= Buena Fortuna =

Argentine game show

Buena Fortuna (Good Fortune) was a popular but short-lived Argentine television game show hosted by Julián Weich.

==History==
"Buena Fortuna" was first televised on May 15, 2005 by Telefe. It was also transmitted internationally by "Telefe International," Telefe's satellite network. The show's final broadcast was on December 2, 2005.
Executive Producers: Marcelo Fernandez & Fidel Chiatto
Writers: Hector García Blanco & Mario Borovich
Hosted by: Julian Weich
Produced by Promofilm & Telefe contenidos

==Show==

3/6/2 buena score
Every person at "Buena Fortuna"'s studio automatically became a game participant. Those who participated on stage were chosen in a lottery way: each show goer was assigned a specific number. A machine filled with balls (similar to those used for lottery games) was then turned on, and the machine released a series of numbered balls, depending on which game is to be played, usually between two and four. Audience members whose assigned numbers appeared on the balls went on to participate on the show's main stage.

Viewers could also participate from home, by using a cellular telephone.

There was also a musical act during each show.

==Games==
- The Ball catching game: Four contestants wear baskets on top of their heads. The public then starts throwing plastic balls at the contestants. Whoever catches the most balls after one minute, wins this game.
- The Kiss game: Two participants must put on heavy lipstick, then kiss as many people as they can in sixty seconds. Kisses to the cameraman, the television camera and the show host also count. Both men and women can play this game; because of the game's purpose, the two players are allowed to kiss members of their own sex.
- The number guessing game: About five or six contestants, one at a time, are chosen to step to the stage and play this game. The ball machine, in a way that is similar to a bingo game, then releases the balls, numbered from number one to number eighty. Participants must guess whether the next ball to be released is going to be higher or lower in number. Those that participate automatically earn money, but contestants that guess right get more money for each correct guess. Players are allowed to miss only twice.
- The Questions game: This is somewhat similar to Who Wants to Be a Millionaire or The Weakest Link. Four contestants are chosen, once again, from the public.

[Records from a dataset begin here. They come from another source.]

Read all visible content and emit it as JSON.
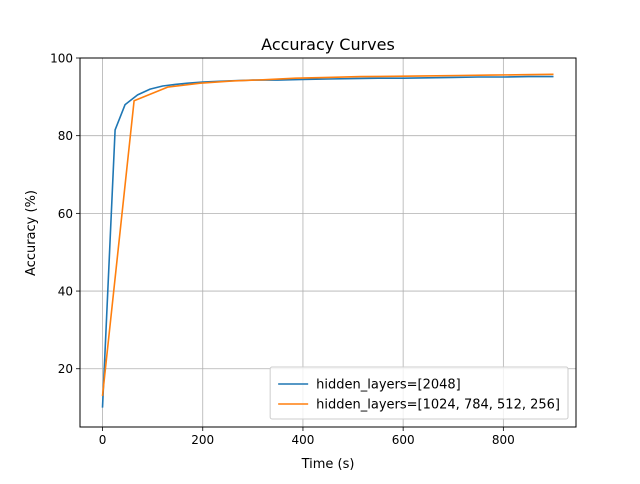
{
  "chart_data": {
    "type": "line",
    "title": "Accuracy Curves",
    "xlabel": "Time (s)",
    "ylabel": "Accuracy (%)",
    "xlim": [
      -45,
      945
    ],
    "ylim": [
      5,
      100
    ],
    "xticks": [
      0,
      200,
      400,
      600,
      800
    ],
    "yticks": [
      20,
      40,
      60,
      80,
      100
    ],
    "grid": true,
    "legend_position": "lower-right",
    "series": [
      {
        "name": "hidden_layers=[2048]",
        "color": "#1f77b4",
        "x": [
          0,
          25,
          45,
          70,
          95,
          120,
          145,
          170,
          200,
          250,
          300,
          350,
          400,
          450,
          500,
          550,
          600,
          650,
          700,
          750,
          800,
          850,
          900
        ],
        "y": [
          10,
          81.5,
          88,
          90.5,
          92,
          92.8,
          93.2,
          93.5,
          93.8,
          94.1,
          94.3,
          94.3,
          94.5,
          94.6,
          94.7,
          94.8,
          94.8,
          94.9,
          95.0,
          95.1,
          95.1,
          95.2,
          95.2
        ]
      },
      {
        "name": "hidden_layers=[1024, 784, 512, 256]",
        "color": "#ff7f0e",
        "x": [
          0,
          63,
          130,
          195,
          260,
          320,
          385,
          450,
          515,
          580,
          645,
          710,
          775,
          840,
          900
        ],
        "y": [
          13,
          89,
          92.5,
          93.5,
          94.1,
          94.4,
          94.8,
          95.0,
          95.2,
          95.3,
          95.4,
          95.5,
          95.6,
          95.7,
          95.8
        ]
      }
    ]
  }
}
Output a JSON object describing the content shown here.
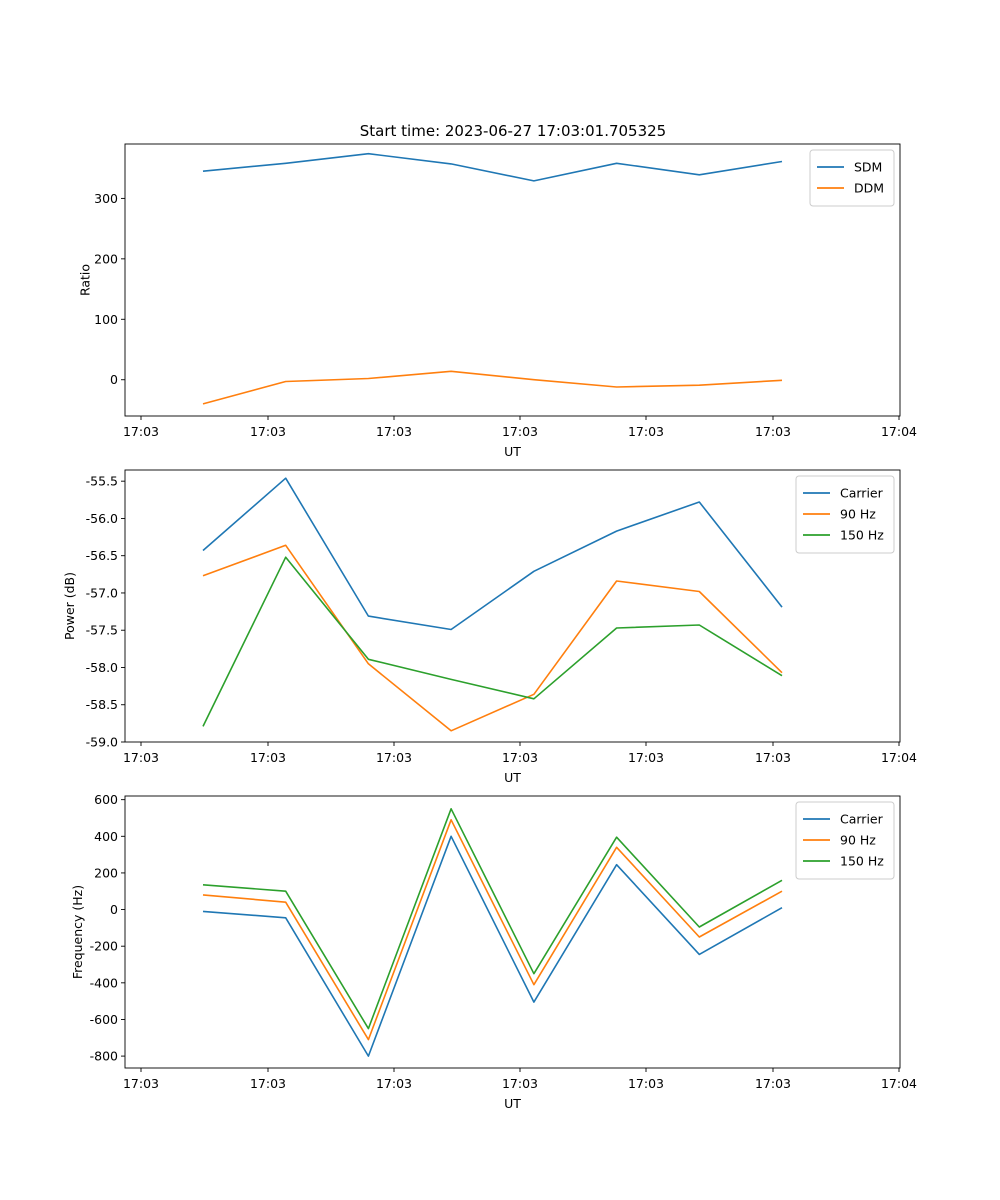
{
  "figure": {
    "title": "Start time: 2023-06-27 17:03:01.705325"
  },
  "chart_data": [
    {
      "type": "line",
      "title": "Start time: 2023-06-27 17:03:01.705325",
      "xlabel": "UT",
      "ylabel": "Ratio",
      "x": [
        1,
        2,
        3,
        4,
        5,
        6,
        7,
        8
      ],
      "x_tick_labels": [
        "17:03",
        "17:03",
        "17:03",
        "17:03",
        "17:03",
        "17:03",
        "17:03",
        "17:04"
      ],
      "ylim": [
        -60,
        390
      ],
      "yticks": [
        0,
        100,
        200,
        300
      ],
      "legend_position": "top-right",
      "grid": false,
      "series": [
        {
          "name": "SDM",
          "color": "#1f77b4",
          "values": [
            345,
            358,
            374,
            357,
            329,
            358,
            339,
            361
          ]
        },
        {
          "name": "DDM",
          "color": "#ff7f0e",
          "values": [
            -40,
            -3,
            2,
            14,
            0,
            -12,
            -9,
            -1
          ]
        }
      ]
    },
    {
      "type": "line",
      "xlabel": "UT",
      "ylabel": "Power (dB)",
      "x": [
        1,
        2,
        3,
        4,
        5,
        6,
        7,
        8
      ],
      "x_tick_labels": [
        "17:03",
        "17:03",
        "17:03",
        "17:03",
        "17:03",
        "17:03",
        "17:03",
        "17:04"
      ],
      "ylim": [
        -59.0,
        -55.35
      ],
      "yticks": [
        -59.0,
        -58.5,
        -58.0,
        -57.5,
        -57.0,
        -56.5,
        -56.0,
        -55.5
      ],
      "legend_position": "top-right",
      "grid": false,
      "series": [
        {
          "name": "Carrier",
          "color": "#1f77b4",
          "values": [
            -56.43,
            -55.46,
            -57.31,
            -57.49,
            -56.71,
            -56.17,
            -55.78,
            -57.19
          ]
        },
        {
          "name": "90 Hz",
          "color": "#ff7f0e",
          "values": [
            -56.77,
            -56.36,
            -57.95,
            -58.85,
            -58.36,
            -56.84,
            -56.98,
            -58.07
          ]
        },
        {
          "name": "150 Hz",
          "color": "#2ca02c",
          "values": [
            -58.79,
            -56.52,
            -57.89,
            -58.16,
            -58.42,
            -57.47,
            -57.43,
            -58.11
          ]
        }
      ]
    },
    {
      "type": "line",
      "xlabel": "UT",
      "ylabel": "Frequency (Hz)",
      "x": [
        1,
        2,
        3,
        4,
        5,
        6,
        7,
        8
      ],
      "x_tick_labels": [
        "17:03",
        "17:03",
        "17:03",
        "17:03",
        "17:03",
        "17:03",
        "17:03",
        "17:04"
      ],
      "ylim": [
        -865,
        620
      ],
      "yticks": [
        -800,
        -600,
        -400,
        -200,
        0,
        200,
        400,
        600
      ],
      "legend_position": "top-right",
      "grid": false,
      "series": [
        {
          "name": "Carrier",
          "color": "#1f77b4",
          "values": [
            -10,
            -45,
            -800,
            400,
            -505,
            245,
            -245,
            10
          ]
        },
        {
          "name": "90 Hz",
          "color": "#ff7f0e",
          "values": [
            80,
            40,
            -710,
            490,
            -410,
            340,
            -150,
            100
          ]
        },
        {
          "name": "150 Hz",
          "color": "#2ca02c",
          "values": [
            135,
            100,
            -650,
            550,
            -350,
            395,
            -95,
            160
          ]
        }
      ]
    }
  ]
}
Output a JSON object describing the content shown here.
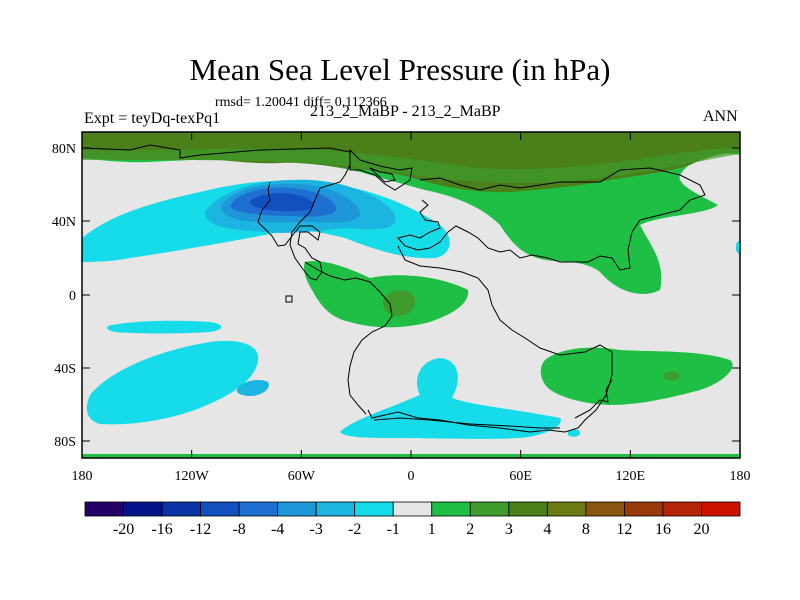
{
  "title": "Mean Sea Level Pressure (in hPa)",
  "stats": "rmsd= 1.20041 diff= 0.112366",
  "experiment": "Expt = teyDq-texPq1",
  "case": "213_2_MaBP - 213_2_MaBP",
  "season": "ANN",
  "lat_labels": [
    "80N",
    "40N",
    "0",
    "40S",
    "80S"
  ],
  "lon_labels": [
    "180",
    "120W",
    "60W",
    "0",
    "60E",
    "120E",
    "180"
  ],
  "colorbar": {
    "colors": [
      "#240066",
      "#061489",
      "#0a33a8",
      "#1250c0",
      "#1f6fd2",
      "#1d97d8",
      "#1cb4e0",
      "#16dbe8",
      "#e6e6e6",
      "#1fbf45",
      "#3f9b2b",
      "#4b7f1a",
      "#6b7a13",
      "#8a5510",
      "#9a3a0a",
      "#b32408",
      "#cc1100"
    ],
    "labels": [
      "-20",
      "-16",
      "-12",
      "-8",
      "-4",
      "-3",
      "-2",
      "-1",
      "1",
      "2",
      "3",
      "4",
      "8",
      "12",
      "16",
      "20"
    ]
  },
  "fill_colors": {
    "background": "#e6e6e6",
    "neg1": "#16dbe8",
    "neg2": "#1cb4e0",
    "neg3": "#1d97d8",
    "neg4": "#1f6fd2",
    "neg8": "#1250c0",
    "pos2": "#1fbf45",
    "pos3": "#3f9b2b",
    "pos4": "#4b7f1a",
    "pos8": "#6b7a13"
  }
}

They stand in a circle, and the show host begins by asking one of them a multiple choice question. Four answers are provided. If the contestant gives the wrong answer, that answer is erased and the contestant next to him or her gets a chance to answer. Shall the first three contestants fail to answer correctly, the fourth contestant is automatically given the score for that question. A line of squares is set up in front of each contestant. After scoring, contestants move by a square. The first contestant to score five times wins the game.
- The "Lucky Stairs" game: Towards the end of the game, the person who has earned the most money through the show joins the show host on top of a staircase. Then, a member of the player's family calls the show, and the caller gives advice as to which block on the staircase's next downward step the participant should step on. If the player steps on a block that says "pará" ("stop"), then the game, and consequently the show, is over. Participants do decide whether to take the caller's advice or step on another block. The staircase becomes narrower as the game goes on, increasing the risk of the "pará" block to turn on. Participants win money by stepping on blocks with money on them. Shall the player make it all the way down the stairs, the player wins a large amount of Argentine money.

Players also won domestic goods (such as washing machines and DVD players) through the show.